When the people in the world of the Bible experienced what they called principalities and powers, they were discerning the actual spirituality at the center of the political, economic, and cultural institutions of their time.

Few today ever consider spirituality either that way or in those places as anything other than a vacuous synonym for religion, a more or less irrelevant matter left to its practitioners. A further phenomenon is to presume that if it’s spiritual, it must therefore be good, thus to overlook the daemons that lurk not only in our societies, but also in ourselves, for they, too, are “spiritual.” That we allow all this to happen is to our ultimate peril.

But we allow it anyway, even encourage it in our public education systems with their disdain for the libraries and the humanities and the arts and the world’s religions. That we do so has perhaps never been more obvious and recklessly careless than it is today.

All this leaves an empty space in the way we live, a space into which rush the daemons of denial and grandiosity, pleasure and distraction, and whatever else is at hand, thus rendering impotent the possibility of any creative stewardship of our lives.
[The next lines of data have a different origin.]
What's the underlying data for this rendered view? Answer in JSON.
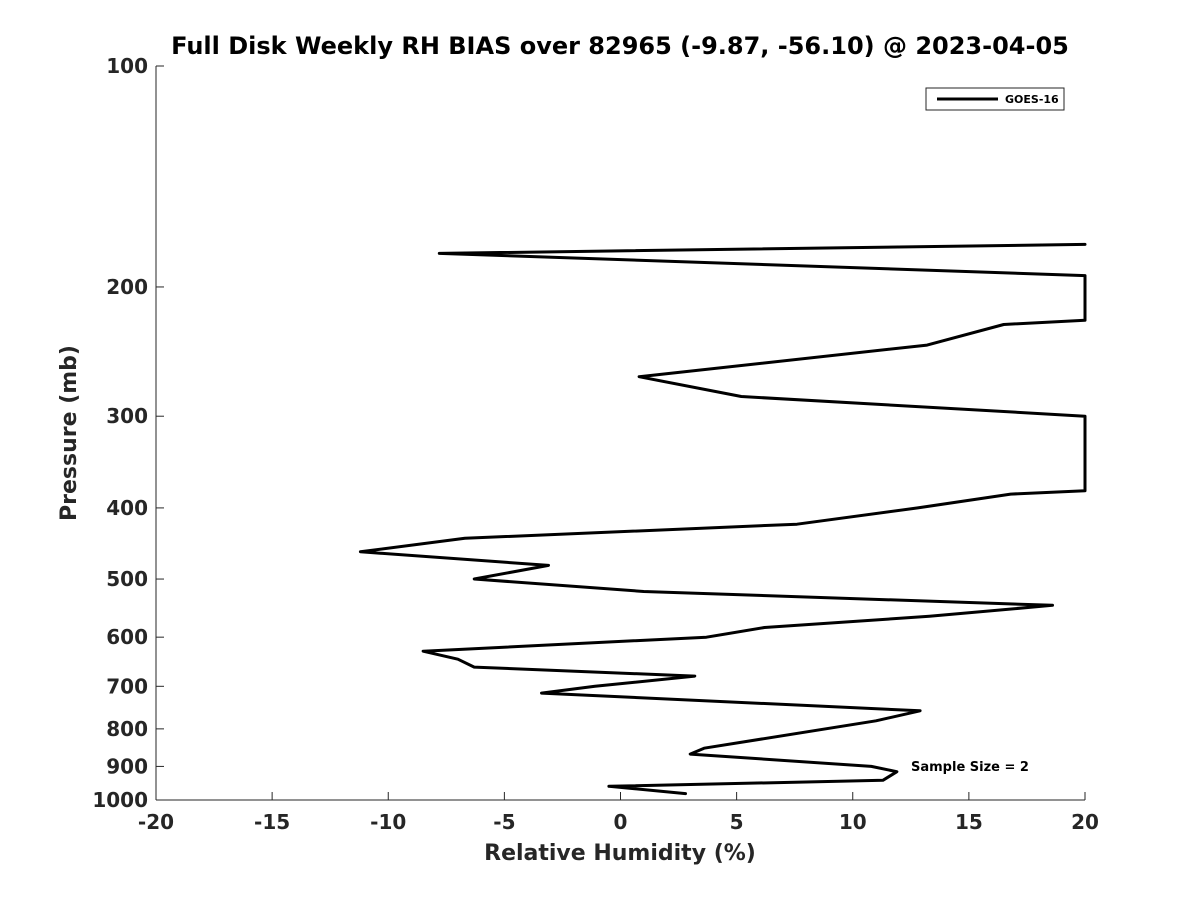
{
  "chart_data": {
    "type": "line",
    "title": "Full Disk Weekly RH BIAS over 82965 (-9.87, -56.10) @ 2023-04-05",
    "xlabel": "Relative Humidity (%)",
    "ylabel": "Pressure (mb)",
    "xlim": [
      -20,
      20
    ],
    "ylim": [
      100,
      1000
    ],
    "yscale": "log",
    "y_reversed": true,
    "grid": false,
    "legend_position": "top-right",
    "x_ticks": [
      -20,
      -15,
      -10,
      -5,
      0,
      5,
      10,
      15,
      20
    ],
    "y_ticks": [
      100,
      200,
      300,
      400,
      500,
      600,
      700,
      800,
      900,
      1000
    ],
    "series": [
      {
        "name": "GOES-16",
        "color": "#000000",
        "points": [
          {
            "x": 20.0,
            "y": 175
          },
          {
            "x": -7.8,
            "y": 180
          },
          {
            "x": 20.0,
            "y": 193
          },
          {
            "x": 20.0,
            "y": 222
          },
          {
            "x": 16.5,
            "y": 225
          },
          {
            "x": 13.2,
            "y": 240
          },
          {
            "x": 0.8,
            "y": 265
          },
          {
            "x": 5.2,
            "y": 282
          },
          {
            "x": 20.0,
            "y": 300
          },
          {
            "x": 20.0,
            "y": 379
          },
          {
            "x": 16.8,
            "y": 383
          },
          {
            "x": 12.8,
            "y": 400
          },
          {
            "x": 7.6,
            "y": 421
          },
          {
            "x": -6.7,
            "y": 440
          },
          {
            "x": -11.2,
            "y": 459
          },
          {
            "x": -3.1,
            "y": 479
          },
          {
            "x": -6.3,
            "y": 500
          },
          {
            "x": 1.0,
            "y": 520
          },
          {
            "x": 18.6,
            "y": 543
          },
          {
            "x": 13.3,
            "y": 562
          },
          {
            "x": 6.2,
            "y": 582
          },
          {
            "x": 3.7,
            "y": 600
          },
          {
            "x": -8.5,
            "y": 627
          },
          {
            "x": -7.0,
            "y": 643
          },
          {
            "x": -6.3,
            "y": 659
          },
          {
            "x": 3.2,
            "y": 678
          },
          {
            "x": -1.1,
            "y": 700
          },
          {
            "x": -3.4,
            "y": 715
          },
          {
            "x": 12.9,
            "y": 756
          },
          {
            "x": 11.0,
            "y": 780
          },
          {
            "x": 3.6,
            "y": 850
          },
          {
            "x": 3.0,
            "y": 866
          },
          {
            "x": 10.8,
            "y": 900
          },
          {
            "x": 11.9,
            "y": 915
          },
          {
            "x": 11.3,
            "y": 940
          },
          {
            "x": -0.5,
            "y": 958
          },
          {
            "x": 2.8,
            "y": 980
          }
        ]
      }
    ],
    "annotations": [
      "Sample Size = 2"
    ]
  }
}
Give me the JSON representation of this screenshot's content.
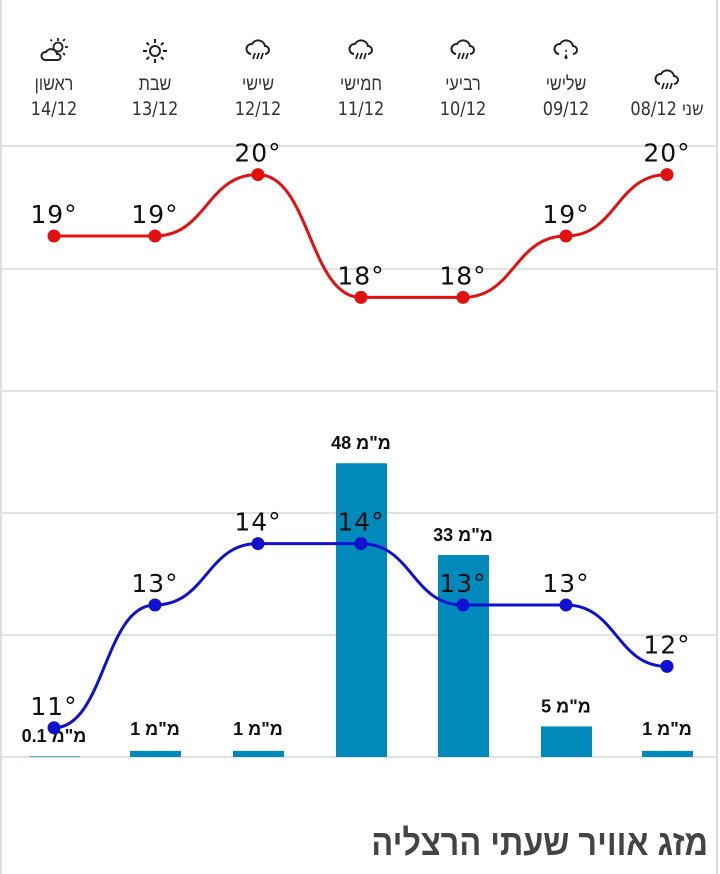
{
  "days": [
    {
      "name": "ראשון",
      "date": "14/12",
      "icon": "partly-cloudy-icon"
    },
    {
      "name": "שבת",
      "date": "13/12",
      "icon": "sun-icon"
    },
    {
      "name": "שישי",
      "date": "12/12",
      "icon": "rain-cloud-icon"
    },
    {
      "name": "חמישי",
      "date": "11/12",
      "icon": "rain-cloud-icon"
    },
    {
      "name": "רביעי",
      "date": "10/12",
      "icon": "rain-cloud-icon"
    },
    {
      "name": "שלישי",
      "date": "09/12",
      "icon": "drizzle-cloud-icon"
    },
    {
      "name": "שני",
      "date": "08/12",
      "icon": "rain-cloud-icon"
    }
  ],
  "chart_data": {
    "type": "line",
    "categories": [
      "14/12",
      "13/12",
      "12/12",
      "11/12",
      "10/12",
      "09/12",
      "08/12"
    ],
    "series": [
      {
        "values": [
          19,
          19,
          20,
          18,
          18,
          19,
          20
        ],
        "color": "#e31010",
        "labels": [
          "19°",
          "19°",
          "20°",
          "18°",
          "18°",
          "19°",
          "20°"
        ]
      },
      {
        "values": [
          11,
          13,
          14,
          14,
          13,
          13,
          12
        ],
        "color": "#1010d0",
        "labels": [
          "11°",
          "13°",
          "14°",
          "14°",
          "13°",
          "13°",
          "12°"
        ]
      }
    ],
    "rain": {
      "type": "bar",
      "values": [
        0.1,
        1,
        1,
        48,
        33,
        5,
        1
      ],
      "labels": [
        "0.1 מ\"מ",
        "1 מ\"מ",
        "1 מ\"מ",
        "48 מ\"מ",
        "33 מ\"מ",
        "5 מ\"מ",
        "1 מ\"מ"
      ],
      "color": "#0089bb"
    },
    "grid": true
  },
  "section_title": "מזג אוויר שעתי הרצליה"
}
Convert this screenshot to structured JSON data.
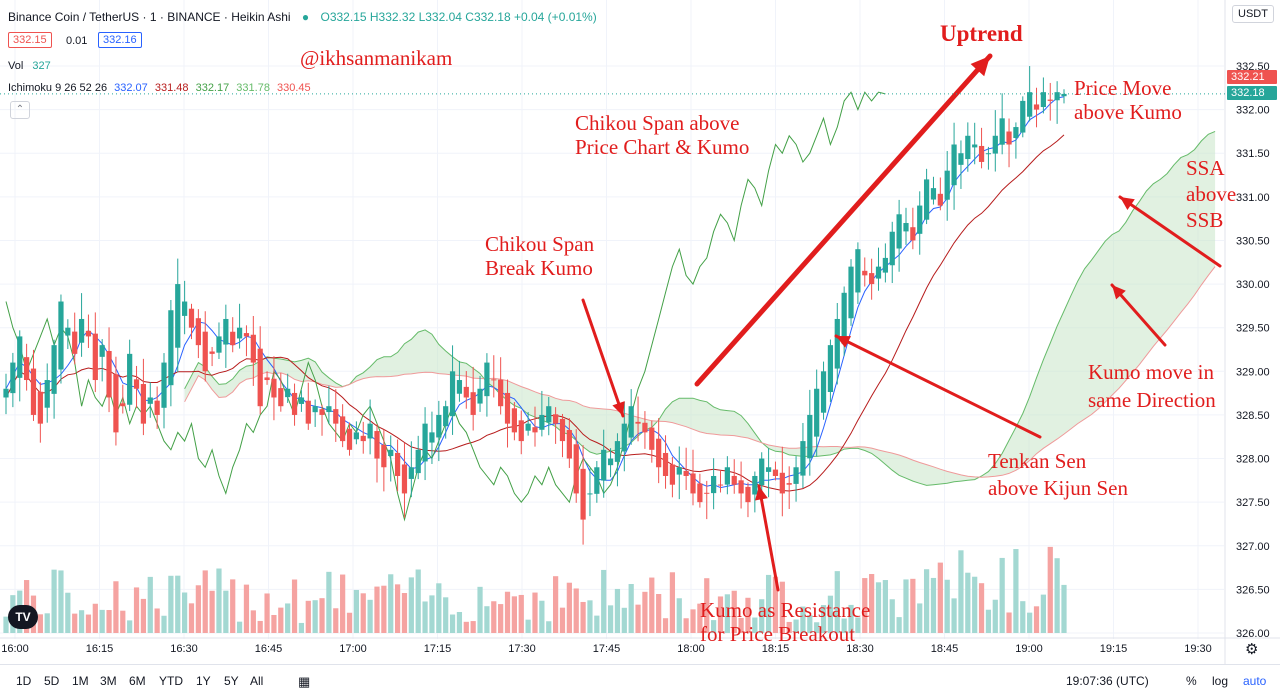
{
  "header": {
    "symbol": "Binance Coin / TetherUS · 1 · BINANCE · Heikin Ashi",
    "ohlc": "O332.15 H332.32 L332.04 C332.18 +0.04 (+0.01%)",
    "bid": "332.15",
    "spread": "0.01",
    "ask": "332.16",
    "vol_label": "Vol",
    "vol_value": "327",
    "ichimoku_label": "Ichimoku 9 26 52 26",
    "ichimoku_values": [
      "332.07",
      "331.48",
      "332.17",
      "331.78",
      "330.45"
    ],
    "ichimoku_colors": [
      "#2962ff",
      "#b71c1c",
      "#43a047",
      "#66bb6a",
      "#ef5350"
    ],
    "currency": "USDT"
  },
  "price_tags": {
    "upper": "332.21",
    "lower": "332.18"
  },
  "annotations": {
    "watermark": "@ikhsanmanikam",
    "uptrend": "Uptrend",
    "price_move_1": "Price Move",
    "price_move_2": "above Kumo",
    "chikou_above_1": "Chikou Span above",
    "chikou_above_2": "Price Chart & Kumo",
    "chikou_break_1": "Chikou Span",
    "chikou_break_2": "Break Kumo",
    "ssa_1": "SSA",
    "ssa_2": "above",
    "ssa_3": "SSB",
    "kumo_dir_1": "Kumo move in",
    "kumo_dir_2": "same Direction",
    "tenkan_1": "Tenkan Sen",
    "tenkan_2": "above Kijun Sen",
    "resist_1": "Kumo as Resistance",
    "resist_2": "for Price Breakout"
  },
  "toolbar": {
    "timeframes": [
      "1D",
      "5D",
      "1M",
      "3M",
      "6M",
      "YTD",
      "1Y",
      "5Y",
      "All"
    ],
    "clock": "19:07:36 (UTC)",
    "percent": "%",
    "log": "log",
    "auto": "auto"
  },
  "colors": {
    "up": "#26a69a",
    "down": "#ef5350",
    "tenkan": "#2962ff",
    "kijun": "#b71c1c",
    "chikou": "#43a047",
    "annotation": "#e11d1d"
  },
  "chart_data": {
    "type": "candlestick",
    "y_ticks": [
      "332.50",
      "332.00",
      "331.50",
      "331.00",
      "330.50",
      "330.00",
      "329.50",
      "329.00",
      "328.50",
      "328.00",
      "327.50",
      "327.00",
      "326.50",
      "326.00"
    ],
    "x_ticks": [
      "16:00",
      "16:15",
      "16:30",
      "16:45",
      "17:00",
      "17:15",
      "17:30",
      "17:45",
      "18:00",
      "18:15",
      "18:30",
      "18:45",
      "19:00",
      "19:15",
      "19:30"
    ],
    "ylim": [
      326.0,
      332.5
    ],
    "candles_close": [
      328.8,
      329.1,
      329.4,
      328.9,
      328.5,
      328.4,
      328.9,
      329.3,
      329.8,
      329.5,
      329.2,
      329.6,
      329.4,
      328.9,
      329.3,
      328.7,
      328.3,
      328.6,
      329.2,
      328.8,
      328.4,
      328.7,
      328.5,
      329.1,
      329.7,
      330.0,
      329.8,
      329.5,
      329.3,
      329.0,
      329.2,
      329.4,
      329.6,
      329.3,
      329.5,
      329.4,
      329.1,
      328.6,
      328.9,
      328.7,
      328.6,
      328.8,
      328.5,
      328.7,
      328.4,
      328.6,
      328.5,
      328.6,
      328.4,
      328.2,
      328.1,
      328.3,
      328.2,
      328.4,
      328.0,
      327.9,
      328.1,
      327.8,
      327.6,
      327.9,
      328.1,
      328.4,
      328.3,
      328.5,
      328.6,
      329.0,
      328.9,
      328.7,
      328.5,
      328.8,
      329.1,
      328.9,
      328.6,
      328.4,
      328.3,
      328.2,
      328.4,
      328.3,
      328.5,
      328.6,
      328.4,
      328.2,
      328.0,
      327.6,
      327.3,
      327.6,
      327.9,
      328.1,
      328.0,
      328.2,
      328.4,
      328.6,
      328.4,
      328.3,
      328.1,
      327.9,
      327.8,
      327.7,
      327.9,
      327.8,
      327.6,
      327.5,
      327.6,
      327.8,
      327.7,
      327.9,
      327.7,
      327.6,
      327.5,
      327.8,
      328.0,
      327.9,
      327.8,
      327.6,
      327.7,
      327.9,
      328.2,
      328.5,
      328.8,
      329.0,
      329.3,
      329.6,
      329.9,
      330.2,
      330.4,
      330.1,
      330.0,
      330.2,
      330.3,
      330.6,
      330.8,
      330.7,
      330.5,
      330.9,
      331.2,
      331.1,
      330.9,
      331.3,
      331.6,
      331.5,
      331.7,
      331.6,
      331.4,
      331.5,
      331.7,
      331.9,
      331.6,
      331.8,
      332.1,
      332.2,
      332.0,
      332.2,
      332.1,
      332.2,
      332.18
    ],
    "series": [
      {
        "name": "Tenkan Sen",
        "color": "#2962ff"
      },
      {
        "name": "Kijun Sen",
        "color": "#b71c1c"
      },
      {
        "name": "Chikou Span",
        "color": "#43a047"
      },
      {
        "name": "Senkou Span A",
        "color": "#66bb6a"
      },
      {
        "name": "Senkou Span B",
        "color": "#ef5350"
      }
    ]
  }
}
Something of that order is happening now not only in the Middle East but in our own midst, as well. A vast miasma is emploding around us, and we seem helpless to know what, if anything, to do about it, save respond in violence. This, I suspect, is a result not only of our misunderstanding, just plain ignorance, and, even worse, indifference to how these spiritual energies, these principalities and powers, work in all societies.

Will we, as do so many, surrender to the usual crippled understanding of spirituality as merely another organized and irrelevant religion? Or will we welcome God’s Holy Spirit to renew us again as church, letting that presence fill the space in our lives, feed our energies, spur our enthusiasm, encourage and direct us, give us confidence and hope? We can stand here in our religious puffery or we can embrace Holy Spirit in hand and heart. Then go out into the marketplace, into the crowd, into the swirl of pilgrims seeking God. The Spirit did not fashion for the disciples a nest, where they would feel safe and comfortable. The Spirit set them on fire and drove them into the wilderness of the streets.

Dan Corrigan was one of our church’s more devoted and exciting bishops. In the old 1928 prayer book days, there was no “dismissal” at the end of the Eucharist. So he would stand at the altar, pronounce the closing Blessing in all its solemnity, pause for a moment, and then, in his great, booming voice, literally shout at us what we need so to hear today, “Get up! Get out! And get lost!”